I go to the CVS near my house because the managers there still wear masks so I don’t feel as out of place when I wear mine – protecting you from me – to dig through the chaotically stocked shelves of cold medicine. The pharmacist thinks maybe I’d be better off with allergy relief. “Ragweed is early this year,” he says. You’re never ready for the summer cold. It arrives out of nowhere, coughed into your face by someone who looks totally fine. Next thing you know you’re blowing your nose through the household stock of toilet paper. Get the tissues with the aloe, splurge, buy ten boxes and keep them on hand for the next time this inevitably shows up.

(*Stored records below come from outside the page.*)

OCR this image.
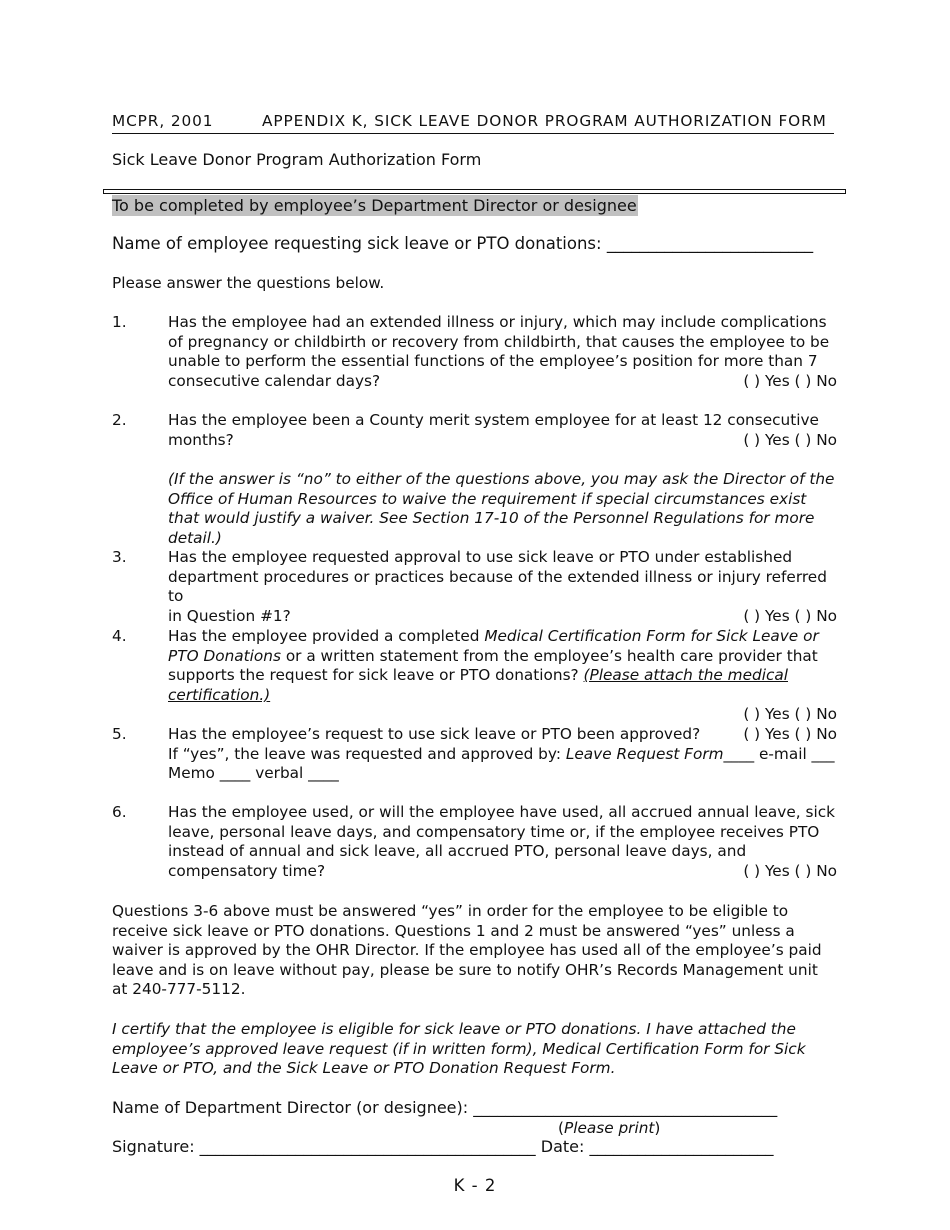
MCPR, 2001	APPENDIX K, SICK LEAVE DONOR PROGRAM AUTHORIZATION FORM
Sick Leave Donor Program Authorization Form
To be completed by employee’s Department Director or designee
Name of employee requesting sick leave or PTO donations: _________________________
Please answer the questions below.
1.	Has the employee had an extended illness or injury, which may include complications of pregnancy or childbirth or recovery from childbirth, that causes the employee to be unable to perform the essential functions of the employee’s position for more than 7
consecutive calendar days?	( ) Yes ( ) No
2.	Has the employee been a County merit system employee for at least 12 consecutive
months?	( ) Yes ( ) No
(If the answer is “no” to either of the questions above, you may ask the Director of the Office of Human Resources to waive the requirement if special circumstances exist that would justify a waiver. See Section 17-10 of the Personnel Regulations for more detail.)
3.	Has the employee requested approval to use sick leave or PTO under established department procedures or practices because of the extended illness or injury referred to
in Question #1?	( ) Yes ( ) No
4.	Has the employee provided a completed Medical Certification Form for Sick Leave or PTO Donations or a written statement from the employee’s health care provider that supports the request for sick leave or PTO donations? (Please attach the medical certification.)
( ) Yes ( ) No
5.	Has the employee’s request to use sick leave or PTO been approved?	( ) Yes ( ) No
If “yes”, the leave was requested and approved by: Leave Request Form____ e-mail ___
Memo ____ verbal ____
6.	Has the employee used, or will the employee have used, all accrued annual leave, sick leave, personal leave days, and compensatory time or, if the employee receives PTO instead of annual and sick leave, all accrued PTO, personal leave days, and
compensatory time?	( ) Yes ( ) No
Questions 3-6 above must be answered “yes” in order for the employee to be eligible to receive sick leave or PTO donations. Questions 1 and 2 must be answered “yes” unless a waiver is approved by the OHR Director. If the employee has used all of the employee’s paid leave and is on leave without pay, please be sure to notify OHR’s Records Management unit at 240-777-5112.
I certify that the employee is eligible for sick leave or PTO donations. I have attached the employee’s approved leave request (if in written form), Medical Certification Form for Sick Leave or PTO, and the Sick Leave or PTO Donation Request Form.
Name of Department Director (or designee): ______________________________________
(Please print)
Signature: __________________________________________ Date: _______________________
K - 2
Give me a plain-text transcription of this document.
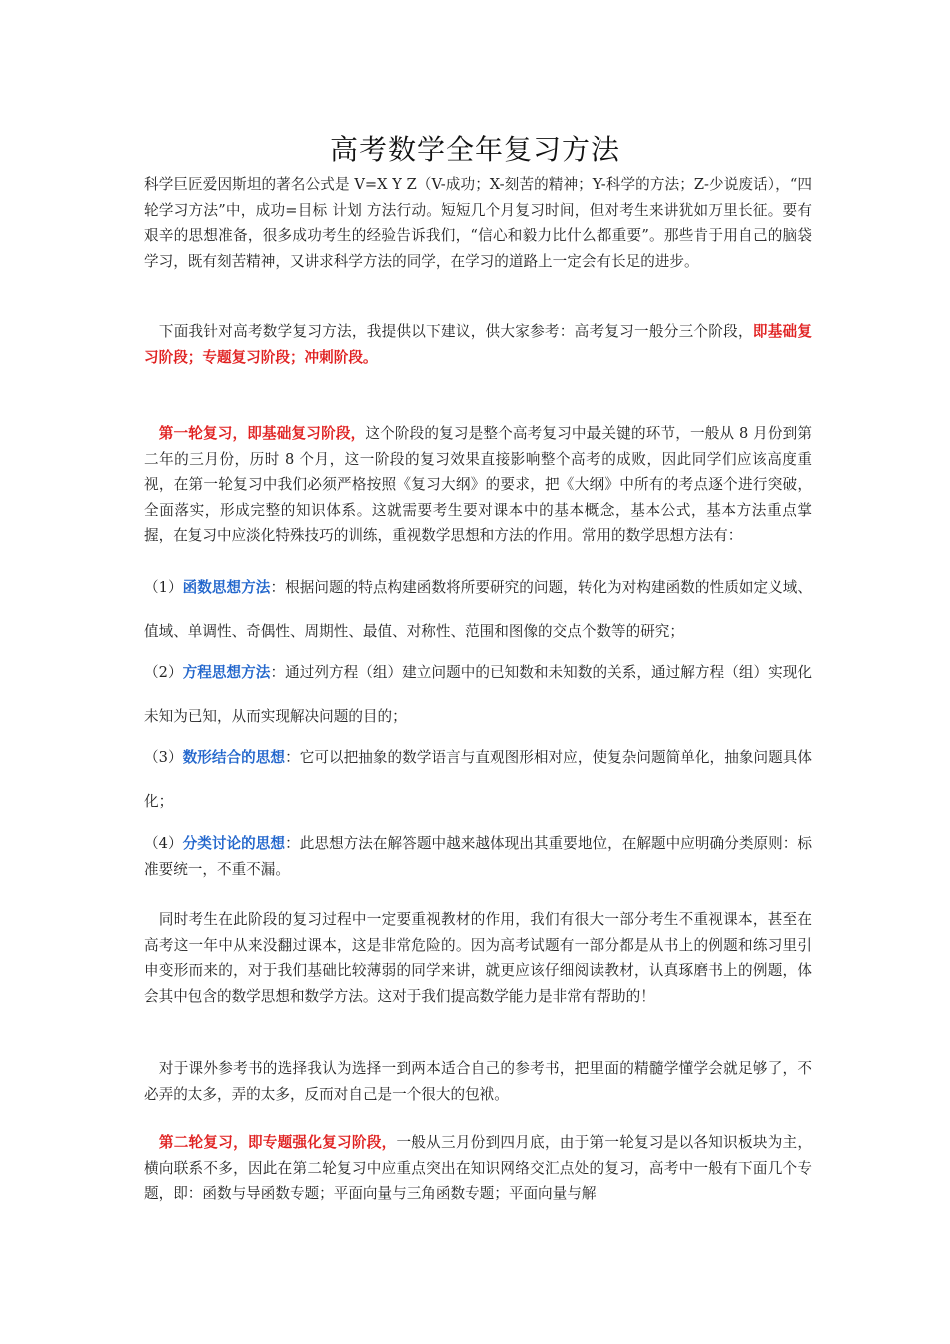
高考数学全年复习方法

科学巨匠爱因斯坦的著名公式是 V=X Y Z（V-成功；X-刻苦的精神；Y-科学的方法；Z-少说废话），“四轮学习方法”中，成功=目标 计划 方法行动。短短几个月复习时间，但对考生来讲犹如万里长征。要有艰辛的思想准备，很多成功考生的经验告诉我们，“信心和毅力比什么都重要”。那些肯于用自己的脑袋学习，既有刻苦精神，又讲求科学方法的同学，在学习的道路上一定会有长足的进步。

　下面我针对高考数学复习方法，我提供以下建议，供大家参考：高考复习一般分三个阶段，即基础复习阶段；专题复习阶段；冲刺阶段。

　第一轮复习，即基础复习阶段，这个阶段的复习是整个高考复习中最关键的环节，一般从 8 月份到第二年的三月份，历时 8 个月，这一阶段的复习效果直接影响整个高考的成败，因此同学们应该高度重视，在第一轮复习中我们必须严格按照《复习大纲》的要求，把《大纲》中所有的考点逐个进行突破，全面落实，形成完整的知识体系。这就需要考生要对课本中的基本概念，基本公式，基本方法重点掌握，在复习中应淡化特殊技巧的训练，重视数学思想和方法的作用。常用的数学思想方法有：

（1）函数思想方法：根据问题的特点构建函数将所要研究的问题，转化为对构建函数的性质如定义域、值域、单调性、奇偶性、周期性、最值、对称性、范围和图像的交点个数等的研究；

（2）方程思想方法：通过列方程（组）建立问题中的已知数和未知数的关系，通过解方程（组）实现化未知为已知，从而实现解决问题的目的；

（3）数形结合的思想：它可以把抽象的数学语言与直观图形相对应，使复杂问题简单化，抽象问题具体化；

（4）分类讨论的思想：此思想方法在解答题中越来越体现出其重要地位，在解题中应明确分类原则：标准要统一，不重不漏。

　同时考生在此阶段的复习过程中一定要重视教材的作用，我们有很大一部分考生不重视课本，甚至在高考这一年中从来没翻过课本，这是非常危险的。因为高考试题有一部分都是从书上的例题和练习里引申变形而来的，对于我们基础比较薄弱的同学来讲，就更应该仔细阅读教材，认真琢磨书上的例题，体会其中包含的数学思想和数学方法。这对于我们提高数学能力是非常有帮助的！

　对于课外参考书的选择我认为选择一到两本适合自己的参考书，把里面的精髓学懂学会就足够了，不必弄的太多，弄的太多，反而对自己是一个很大的包袱。

　第二轮复习，即专题强化复习阶段，一般从三月份到四月底，由于第一轮复习是以各知识板块为主，横向联系不多，因此在第二轮复习中应重点突出在知识网络交汇点处的复习，高考中一般有下面几个专题，即：函数与导函数专题；平面向量与三角函数专题；平面向量与解
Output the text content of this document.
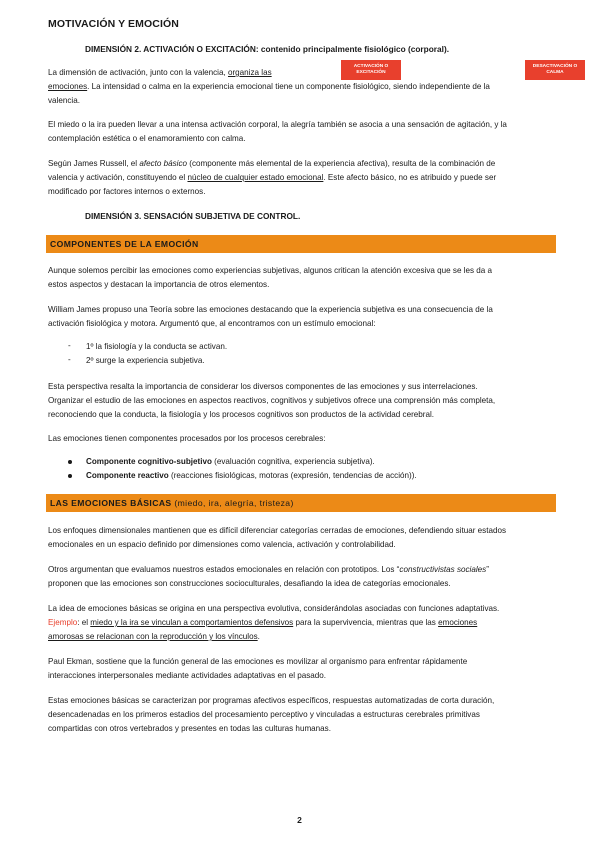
MOTIVACIÓN Y EMOCIÓN
DIMENSIÓN 2. ACTIVACIÓN O EXCITACIÓN: contenido principalmente fisiológico (corporal).
ACTIVACIÓN O EXCITACIÓN
DESACTIVACIÓN O CALMA
La dimensión de activación, junto con la valencia, organiza las
emociones. La intensidad o calma en la experiencia emocional tiene un componente fisiológico, siendo independiente de la
valencia.
El miedo o la ira pueden llevar a una intensa activación corporal, la alegría también se asocia a una sensación de agitación, y la
contemplación estética o el enamoramiento con calma.
Según James Russell, el afecto básico (componente más elemental de la experiencia afectiva), resulta de la combinación de
valencia y activación, constituyendo el núcleo de cualquier estado emocional. Este afecto básico, no es atribuido y puede ser
modificado por factores internos o externos.
DIMENSIÓN 3. SENSACIÓN SUBJETIVA DE CONTROL.
COMPONENTES DE LA EMOCIÓN
Aunque solemos percibir las emociones como experiencias subjetivas, algunos critican la atención excesiva que se les da a
estos aspectos y destacan la importancia de otros elementos.
William James propuso una Teoría sobre las emociones destacando que la experiencia subjetiva es una consecuencia de la
activación fisiológica y motora. Argumentó que, al encontramos con un estímulo emocional:
- 1º la fisiología y la conducta se activan.
- 2º surge la experiencia subjetiva.
Esta perspectiva resalta la importancia de considerar los diversos componentes de las emociones y sus interrelaciones.
Organizar el estudio de las emociones en aspectos reactivos, cognitivos y subjetivos ofrece una comprensión más completa,
reconociendo que la conducta, la fisiología y los procesos cognitivos son productos de la actividad cerebral.
Las emociones tienen componentes procesados por los procesos cerebrales:
Componente cognitivo-subjetivo (evaluación cognitiva, experiencia subjetiva).
Componente reactivo (reacciones fisiológicas, motoras (expresión, tendencias de acción)).
LAS EMOCIONES BÁSICAS (miedo, ira, alegría, tristeza)
Los enfoques dimensionales mantienen que es difícil diferenciar categorías cerradas de emociones, defendiendo situar estados
emocionales en un espacio definido por dimensiones como valencia, activación y controlabilidad.
Otros argumentan que evaluamos nuestros estados emocionales en relación con prototipos. Los “constructivistas sociales”
proponen que las emociones son construcciones socioculturales, desafiando la idea de categorías emocionales.
La idea de emociones básicas se origina en una perspectiva evolutiva, considerándolas asociadas con funciones adaptativas.
Ejemplo: el miedo y la ira se vinculan a comportamientos defensivos para la supervivencia, mientras que las emociones
amorosas se relacionan con la reproducción y los vínculos.
Paul Ekman, sostiene que la función general de las emociones es movilizar al organismo para enfrentar rápidamente
interacciones interpersonales mediante actividades adaptativas en el pasado.
Estas emociones básicas se caracterizan por programas afectivos específicos, respuestas automatizadas de corta duración,
desencadenadas en los primeros estadios del procesamiento perceptivo y vinculadas a estructuras cerebrales primitivas
compartidas con otros vertebrados y presentes en todas las culturas humanas.
2
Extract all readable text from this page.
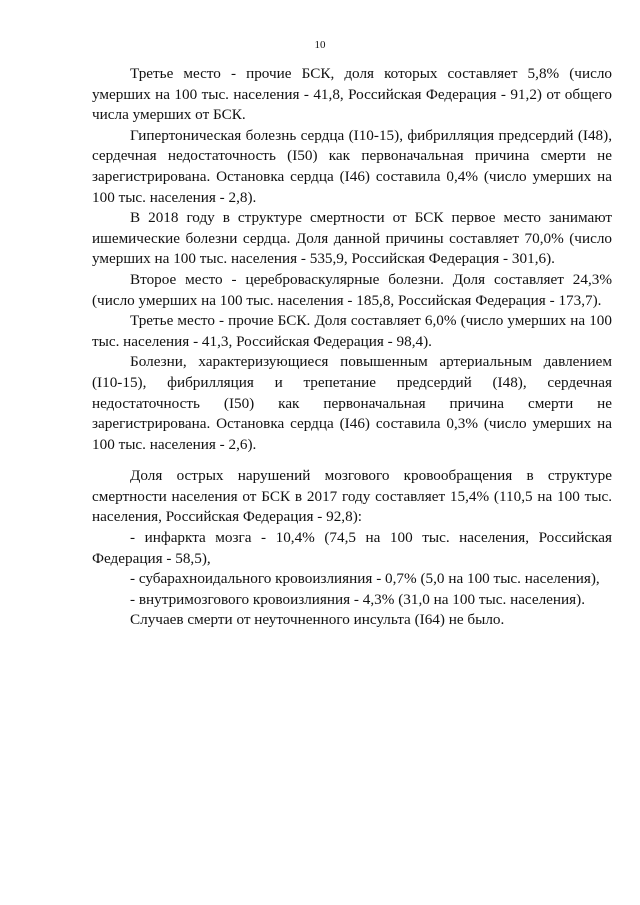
10

Третье место - прочие БСК, доля которых составляет 5,8% (число умерших на 100 тыс. населения - 41,8, Российская Федерация - 91,2) от общего числа умерших от БСК.

Гипертоническая болезнь сердца (I10-15), фибрилляция предсердий (I48), сердечная недостаточность (I50) как первоначальная причина смерти не зарегистрирована. Остановка сердца (I46) составила 0,4% (число умерших на 100 тыс. населения - 2,8).

В 2018 году в структуре смертности от БСК первое место занимают ишемические болезни сердца. Доля данной причины составляет 70,0% (число умерших на 100 тыс. населения - 535,9, Российская Федерация - 301,6).

Второе место - цереброваскулярные болезни. Доля составляет 24,3% (число умерших на 100 тыс. населения - 185,8, Российская Федерация - 173,7).

Третье место - прочие БСК. Доля составляет 6,0% (число умерших на 100 тыс. населения - 41,3, Российская Федерация - 98,4).

Болезни, характеризующиеся повышенным артериальным давлением (I10-15), фибрилляция и трепетание предсердий (I48), сердечная недостаточность (I50) как первоначальная причина смерти не зарегистрирована. Остановка сердца (I46) составила 0,3% (число умерших на 100 тыс. населения - 2,6).

Доля острых нарушений мозгового кровообращения в структуре смертности населения от БСК в 2017 году составляет 15,4% (110,5 на 100 тыс. населения, Российская Федерация - 92,8):

- инфаркта мозга - 10,4% (74,5 на 100 тыс. населения, Российская Федерация - 58,5),

- субарахноидального кровоизлияния - 0,7% (5,0 на 100 тыс. населения),

- внутримозгового кровоизлияния - 4,3% (31,0 на 100 тыс. населения).

Случаев смерти от неуточненного инсульта (I64) не было.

It’s the sun, I think, that makes the summer cold so unbearable. The sun that lures you outside and into the gardens and onto the patios to admire bare shoulders and bright smiles and sultry stares from behind dark sunglasses. It’s the sun that asks you to put aside that weird little headache and the tickle in the back of your throat because your friends are grabbing two cases of seltzer and tubing the river for the next few hours and there is something empowering about seeing people you know relaxed and comfortable in their swimwear. You go, because you know that a few drinks on top of the cold medicine will get everything lined up just right. The sore throat is numbed, and you get the kind of dehydrated where your nose can’t run anymore.

And it feels OK.

Another cold is always on the way. For the next one, you can stay home and bury yourself in bed with blankets and re-read page 57 of a novel a dozen times as the double-dose of Nyquil makes its way through you. It’s 8 PM, it is dark outside. You may as well give up for the day. It feels OK.